The Alliance of Artists and Recording Companies, an Alexandria, Va. nonprofit that helps the U.S. Copyright Office enforce the 1992 Audio Home Recording Act, filed two suits, later consolidated in D.C. federal court in 2015, against car suppliers and manufacturers.

The plaintiff says since 2008, General Motors Co. Inc., Ford Motor Co., and FCA U.S., the entity formerly known as Chrysler, have been installing certain audio technology developed by suppliers like Denso International America, Clarion Corp. of America, and Mitsubishi Electric Automotive America.

Since the dashboard equipment qualifies as "digital audio recording devices," according to the Alliance, manufacturers, importers, and distributers must incorporate certain copying control technology into the devices and pay a set royalty for each one, as required by the 1992 Act.

The Alliance is responsible for both collecting those royalties and distributing them to featured recording artists and sound recording copyright owners.

But for the past eight years, the Alliance says, the defendants have failed to install the copy-control technology in their cars' recording devices or pay royalties.

The devices at issue - GM and Denso's "Hard Drive Device," Ford and Clarion's "Jukebox," and Mitsubishi's "Media Center" - automatically identify song info from CDs and download the songs onto a hard drive for later, in-car-only listening, the complaint states.

The five-count complaint seeks an injunctive and declaratory relief, the unpaid royalties plus an extra 50 percent, and $2,500 per device manufactured, imported, or distributed within three years of the filing of the complaint.

Ford and Clarion moved to dismiss for failure to state a claim, claiming the Jukebox does not reproduce material objects addressed by the statute, like CDs, LPs, or cassette tapes.

General Motors, in turn, moved for judgment on the pleadings.

U.S. District Judge Ketanji Brown Jackson denied the motions Friday.

To qualify as a "digital audio recording device" subject to royalty collection and the copy-control requirement under the Act, a device must be capable of producing a "digital audio copied recording" that also qualifies as a "digital musical recording," according to the ruling.

The "more likely reading of the statute as a whole is that a ['digital audio copied recording'] is, by definition, a type of ['digital musical recording']," Jackson wrote.

Thus, the 20th Century statute applies to the devices at issue if they have a recording function primarily meant to create a material object, but agreed with the Alliance that devices do not have to create a separate material object.

Yet the Alliance's complaint adequately alleges that "at least some of the challenged devices can produce ['digital musical recordings'] within the meaning of the AHRA," Jackson wrote.

For example, "Hard Drive Devices" on certain models of General Motors' Cadillac CTS Coupe that do not include a navigation feature "might well qualify as being capable of making ['digital audio copied recordings'] that count as ['digital musical recordings']," the ruling states.
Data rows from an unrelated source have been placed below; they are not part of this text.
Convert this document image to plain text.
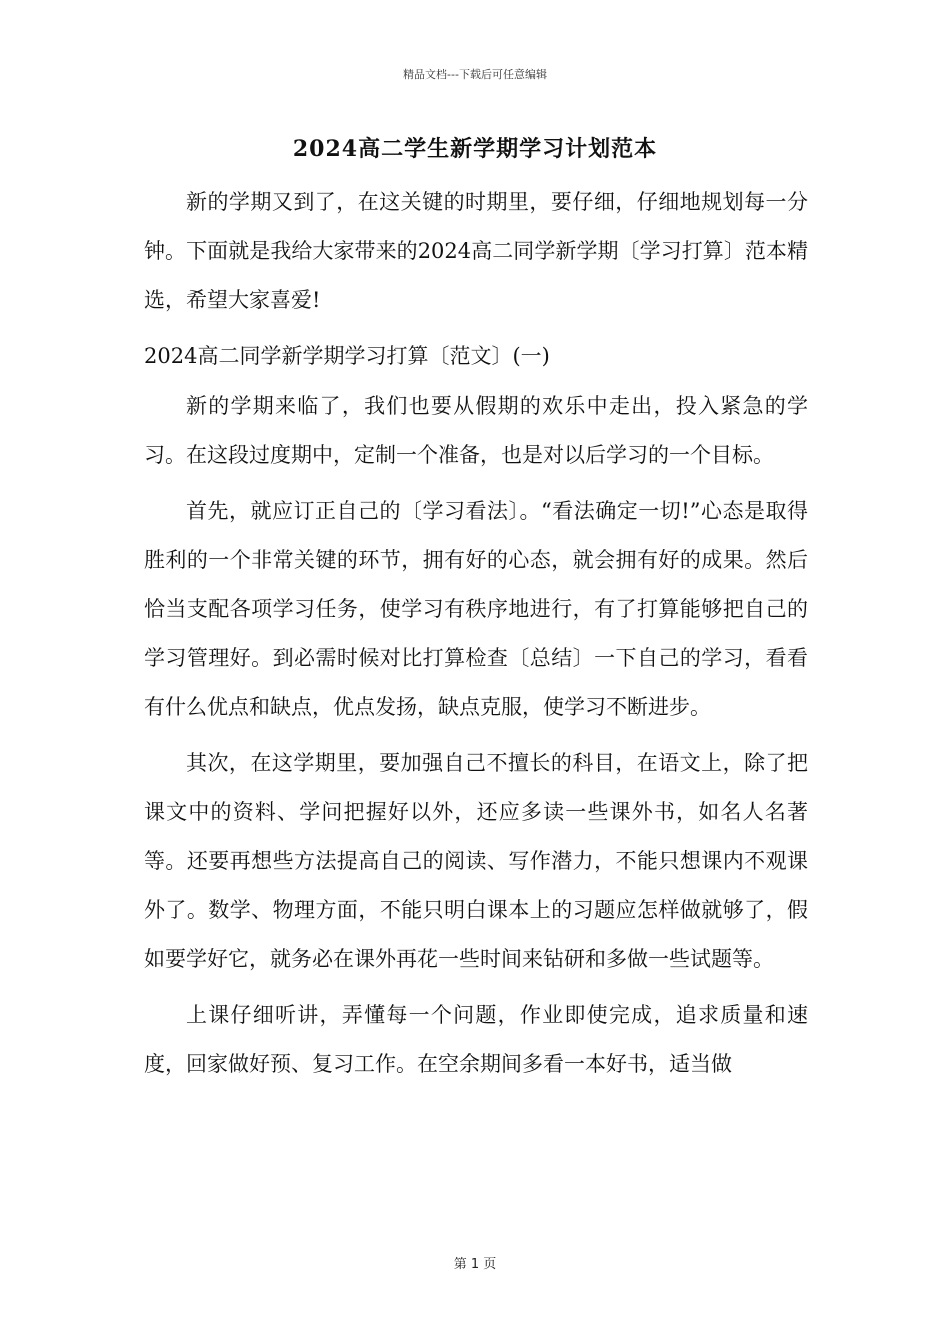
精品文档---下载后可任意编辑
2024高二学生新学期学习计划范本

新的学期又到了，在这关键的时期里，要仔细，仔细地规划每一分钟。下面就是我给大家带来的2024高二同学新学期〔学习打算〕范本精选，希望大家喜爱!

2024高二同学新学期学习打算〔范文〕(一)

新的学期来临了，我们也要从假期的欢乐中走出，投入紧急的学习。在这段过度期中，定制一个准备，也是对以后学习的一个目标。

首先，就应订正自己的〔学习看法〕。“看法确定一切!”心态是取得胜利的一个非常关键的环节，拥有好的心态，就会拥有好的成果。然后恰当支配各项学习任务，使学习有秩序地进行，有了打算能够把自己的学习管理好。到必需时候对比打算检查〔总结〕一下自己的学习，看看有什么优点和缺点，优点发扬，缺点克服，使学习不断进步。

其次，在这学期里，要加强自己不擅长的科目，在语文上，除了把课文中的资料、学问把握好以外，还应多读一些课外书，如名人名著等。还要再想些方法提高自己的阅读、写作潜力，不能只想课内不观课外了。数学、物理方面，不能只明白课本上的习题应怎样做就够了，假如要学好它，就务必在课外再花一些时间来钻研和多做一些试题等。

上课仔细听讲，弄懂每一个问题，作业即使完成，追求质量和速度，回家做好预、复习工作。在空余期间多看一本好书，适当做

第 1 页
While it may turn out that the defendants' music-recording devices share "a hard drive with a broader 'Nav System' or 'on-board, multipurpose computers' in a manner that precludes their output's characterization as a ['digital musical recording'], the exact nature of these devices - and therefore whether they fall within the scope of the AHRA - is a question of fact that must await resolution at the next stage of this litigation," Jackson wrote.

Ford and Clarion's attorney, Van Beckwith with Baker Botts in Dallas, said they "appreciate that the court "largely agrees with these defendants' interpretation of the statute."

They "look forward to continuing our presentation to the court," Beckwith wrote in an email.

Alliance Executive Director Linda Bocchi said the organization is "pleased that the court denied General Motors' and Ford's motions to dismiss and recognized that the serious allegations we have made warrant their day in court."

The nonprofit is "confident that we will prevail in these actions," Bocchi added.

In a separate sealed order, the court also denied Mitsubishi's motion for summary judgment, Bocchi wrote.

The other parties did not return emailed requests for comment on Monday.